В палатах напротив, через коридор, можно было разглядеть других таких же бедолаг: одного за другим их увозили на колесных кроватях, а родственники оставались ждать за занавесками.
Прошел час. Я поглядела на время на экране телефона и начала беспокоиться: обещали закончить через 30 минут.
Наконец, из-за угла коридора показалась кровать Дина, которую толкали в направлении палаты три медработницы. Дин все еще не отошел от наркоза и был в полусознании. Таким больным и беспомощным я видела мужа впервые: он водил по стенам и потолку мутными белками глаз, пальцы не слушались, ослабевшие руки висели плетьми.
Утешала единственная мысль: скоро наши мучения закончатся, и эта кем-то придуманная затянувшаяся жестокая шутка прекратится – муж воспрянет, поднимется и станет прежним здоровяком.
– Я хочу пить, – первое, что произнес Дин.
– Что хочешь пить, дорогой?
– Пепси со льдом.
Я побежала к дежурному посту и попросила у медсестер ледяной напиток, который мне тут же предоставили – жестяную баночку пепси с одноразовой трубочкой. Через трубочку я напоила ослабевшего мужа.
Минут через 10 к нам вошла девушка, оперирующий хирург, проводившая биопсию: она сообщила, что процедура прошла успешно, изъятый кусочек органа отправлен на гистологический анализ, а до тех пор мы свободны и можем отправляться домой.
Я одела обессилевшего мужа: помогла натянуть брюки и носки, застегнула рубашку и ремень. Он осторожно перебрался в кресло на колесах – и мы покатили к выходу.
Из больницы нас снова забирала Мэтти, все это время находившаяся в городе и ожидавшая звонка. По пути мы заехали в ресторан и накормили голодного Дина горячим бульоном.
Всю дорогу до дома я проплакала в темноте машины, сидя на заднем сиденье, муж сидел впереди с дочерью и о чем-то непринужденно болтал. Мне казалось, Матильда не понимает серьезности состояния отца и постоянно говорит о себе и своих ссорах с бойфрендом, с которым все никак не могла порвать или помириться. Прежде такое же безразличие я заметила у младшей дочери: ни на секунду ее лицо не омрачилось по поводу чахнущего на глазах отца. При встрече с Дином Люси не спрашивала о самочувствии, а сходу начинала говорить о себе, проблемных отношениях с матерью, смене работ и коллективов. Судя по реакции дочерей на стремительное ухудшение здоровья отца, складывалось впечатление, что Дин всего лишь подхватил насморк.
“Может быть, они не разбираются в стадиях рака? – недоумевала я. – Почему мне так горько и больно на сердце, а его дочери кажутся настолько беззаботными? Они его родные кровинушки, почему же совсем не переживают? Неужели он им безразличен, и их больше заботят собственные разборки с матерями, парнями и коллегами?

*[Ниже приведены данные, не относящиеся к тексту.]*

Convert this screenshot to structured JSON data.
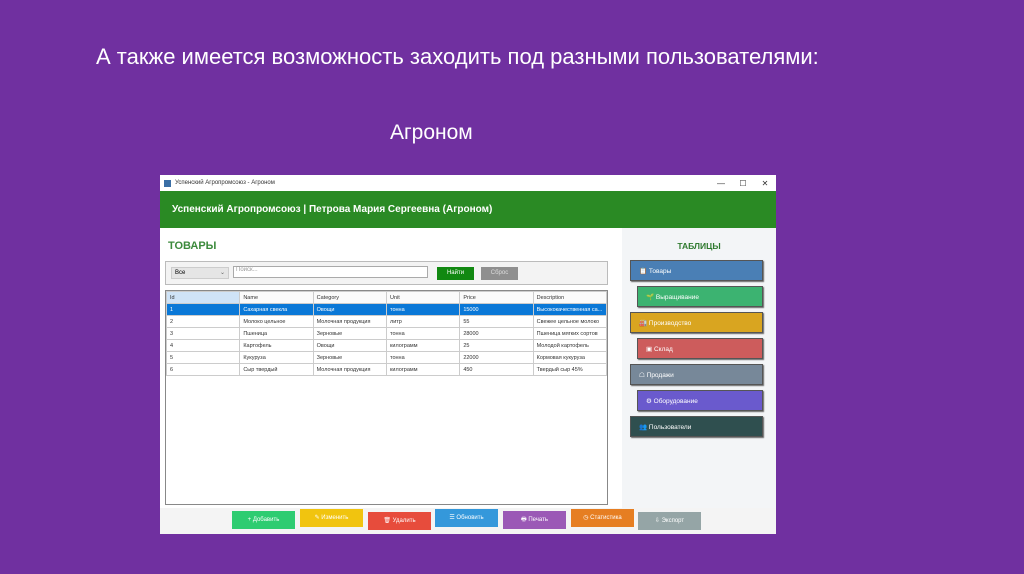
{
  "slide": {
    "title": "А также имеется возможность заходить под разными пользователями:",
    "subtitle": "Агроном"
  },
  "window": {
    "title": "Успенский Агропромсоюз - Агроном",
    "controls": [
      "—",
      "☐",
      "✕"
    ]
  },
  "header": "Успенский Агропромсоюз | Петрова Мария Сергеевна (Агроном)",
  "left": {
    "title": "ТОВАРЫ",
    "filter": {
      "category": "Все",
      "search_placeholder": "Поиск...",
      "find": "Найти",
      "reset": "Сброс"
    }
  },
  "table": {
    "columns": [
      "Id",
      "Name",
      "Category",
      "Unit",
      "Price",
      "Description"
    ],
    "rows": [
      [
        "1",
        "Сахарная свекла",
        "Овощи",
        "тонна",
        "15000",
        "Высококачественная са..."
      ],
      [
        "2",
        "Молоко цельное",
        "Молочная продукция",
        "литр",
        "55",
        "Свежее цельное молоко"
      ],
      [
        "3",
        "Пшеница",
        "Зерновые",
        "тонна",
        "28000",
        "Пшеница мягких сортов"
      ],
      [
        "4",
        "Картофель",
        "Овощи",
        "килограмм",
        "25",
        "Молодой картофель"
      ],
      [
        "5",
        "Кукуруза",
        "Зерновые",
        "тонна",
        "22000",
        "Кормовая кукуруза"
      ],
      [
        "6",
        "Сыр твердый",
        "Молочная продукция",
        "килограмм",
        "450",
        "Твердый сыр 45%"
      ]
    ]
  },
  "right": {
    "title": "ТАБЛИЦЫ",
    "buttons": [
      {
        "label": "Товары",
        "icon": "📋",
        "color": "#4a7fb5"
      },
      {
        "label": "Выращивание",
        "icon": "🌱",
        "color": "#3cb371"
      },
      {
        "label": "Производство",
        "icon": "🏭",
        "color": "#d9a520"
      },
      {
        "label": "Склад",
        "icon": "▣",
        "color": "#cd5c5c"
      },
      {
        "label": "Продажи",
        "icon": "☖",
        "color": "#778899"
      },
      {
        "label": "Оборудование",
        "icon": "⚙",
        "color": "#6a5acd"
      },
      {
        "label": "Пользователи",
        "icon": "👥",
        "color": "#2f4f4f"
      }
    ]
  },
  "bottom": [
    {
      "label": "+ Добавить",
      "color": "#2ecc71"
    },
    {
      "label": "✎ Изменить",
      "color": "#f1c40f"
    },
    {
      "label": "🗑 Удалить",
      "color": "#e74c3c"
    },
    {
      "label": "☰ Обновить",
      "color": "#3498db"
    },
    {
      "label": "🖶 Печать",
      "color": "#9b59b6"
    },
    {
      "label": "◷ Статистика",
      "color": "#e67e22"
    },
    {
      "label": "⇩ Экспорт",
      "color": "#95a5a6"
    }
  ]
}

Вероятно, они считает, что рак излечим на любой стадии”, – сделала я вывод.
На следующее утро, когда мы втроем были дома, к нам пришла пригласительная открытка по поводу вечеринки в честь нашего друга Рэя Беренджера. На лицевой стороне красовалось его фото в черной судейской мантии и треугольном головном уборе: в ней говорилось, что адвокат получил повышение и стал окружным судьей. Когда-то иметь подобную карьеру мечтал муж – и, вполне возможно, такую открытку в этот день отправляли бы мы.
– Надо бы поздравить друга, – произнес Дин, лежа в кровати. Он взял мобильник в руки и собирался написать смс.

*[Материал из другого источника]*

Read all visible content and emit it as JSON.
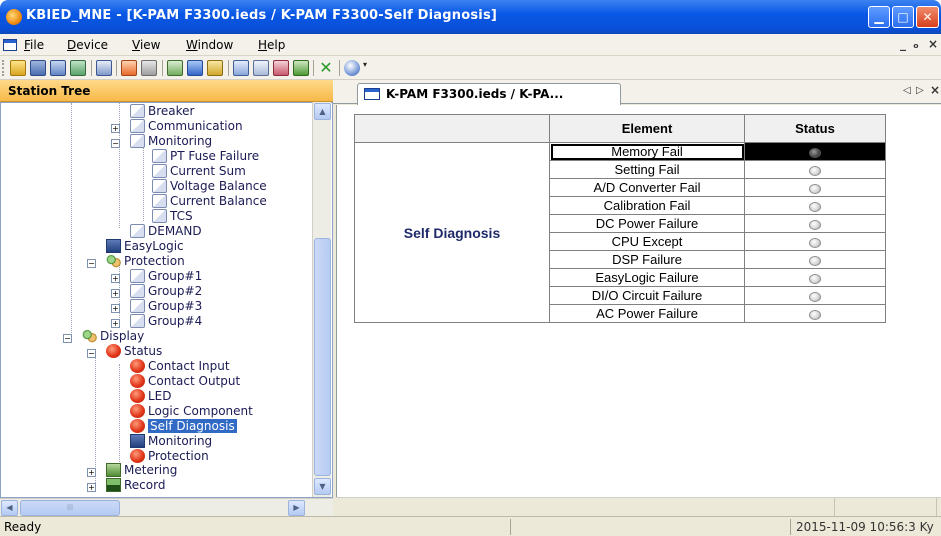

– Да, от меня тоже поздравь, – попросила я.
Мы порадовались за Рэя и Мэй. Совсем недавно встречались с ними в особняке, ходили вместе в рестораны и гуляли по ночному городу. И буквально пару месяцев назад вчетвером тусовались в ночном клубе, счастливые и беззаботные… тогда мы и предположить не могли, с чем столкнемся.
Ровно через два дня наступил момент истины – мы поехали узнавать наш точный диагноз.

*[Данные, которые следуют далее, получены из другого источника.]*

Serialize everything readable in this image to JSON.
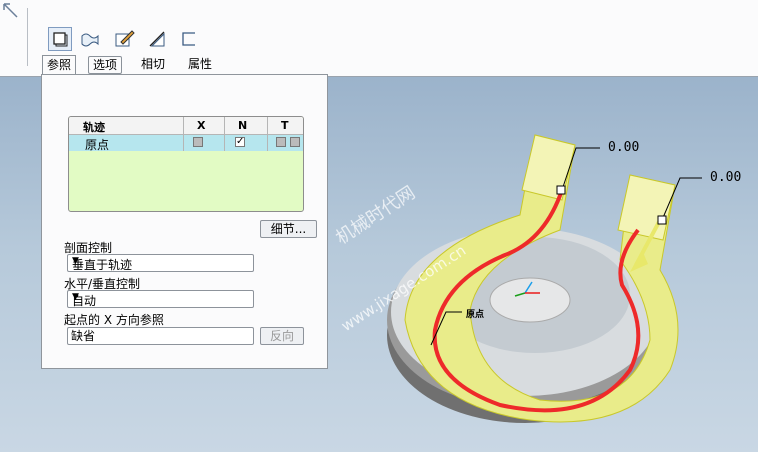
{
  "toolbar": {
    "icons": [
      "solid-icon",
      "surface-icon",
      "sketch-icon",
      "thin-icon",
      "remove-material-icon"
    ]
  },
  "tabs": [
    {
      "label": "参照"
    },
    {
      "label": "选项"
    },
    {
      "label": "相切"
    },
    {
      "label": "属性"
    }
  ],
  "trajectory_table": {
    "headers": {
      "name": "轨迹",
      "x": "X",
      "n": "N",
      "t": "T"
    },
    "rows": [
      {
        "name": "原点",
        "x": false,
        "n": true,
        "t": false
      }
    ]
  },
  "details_button": "细节...",
  "section_control": {
    "label": "剖面控制",
    "value": "垂直于轨迹"
  },
  "hv_control": {
    "label": "水平/垂直控制",
    "value": "自动"
  },
  "x_direction": {
    "label": "起点的 X 方向参照",
    "value": "缺省",
    "flip_button": "反向"
  },
  "model": {
    "dim_left": "0.00",
    "dim_right": "0.00",
    "origin_label": "原点",
    "trajectory_color": "#ee2a2a",
    "body_color": "#e9ec8a"
  },
  "watermark": {
    "line1": "机械时代网",
    "line2": "www.jixage.com.cn"
  }
}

Это был красивый и щедрый по яркости красок конец ноября 2021 года. От результата гистологии зависела наша дальнейшая судьба или отсутствие оной.
Морально приготовившись услышать любой приговор, мы с Дином со сдержанным волнением сидели в офисе все того же молодого онколога. Доктора долго не было.
Я с интересом рассматривала убранство врачебного кабинета и сравнивала с российскими клиниками, в которых когда-то работала. Скромный офис украшали столик врача с компьютером, раковина с водой, жидким мылом, антисептиками и резиновыми перчатками всех размеров. Ни историй болезни, ни амбулаторных карточек на столах не было, данные пациента сразу вносились в компьютерную систему. Смотровое кресло стояло посреди кабинета – в него садится пациент при осмотре, а родственники могут расположиться на маленьком диванчике сразу у входа. Заметила еще отличия от отечественной медицины: аускультацию (прослушивание сердца и легких) американские врачи проводят через одежду, и нигде не требуют надевать бахилы или накидывать белый халат.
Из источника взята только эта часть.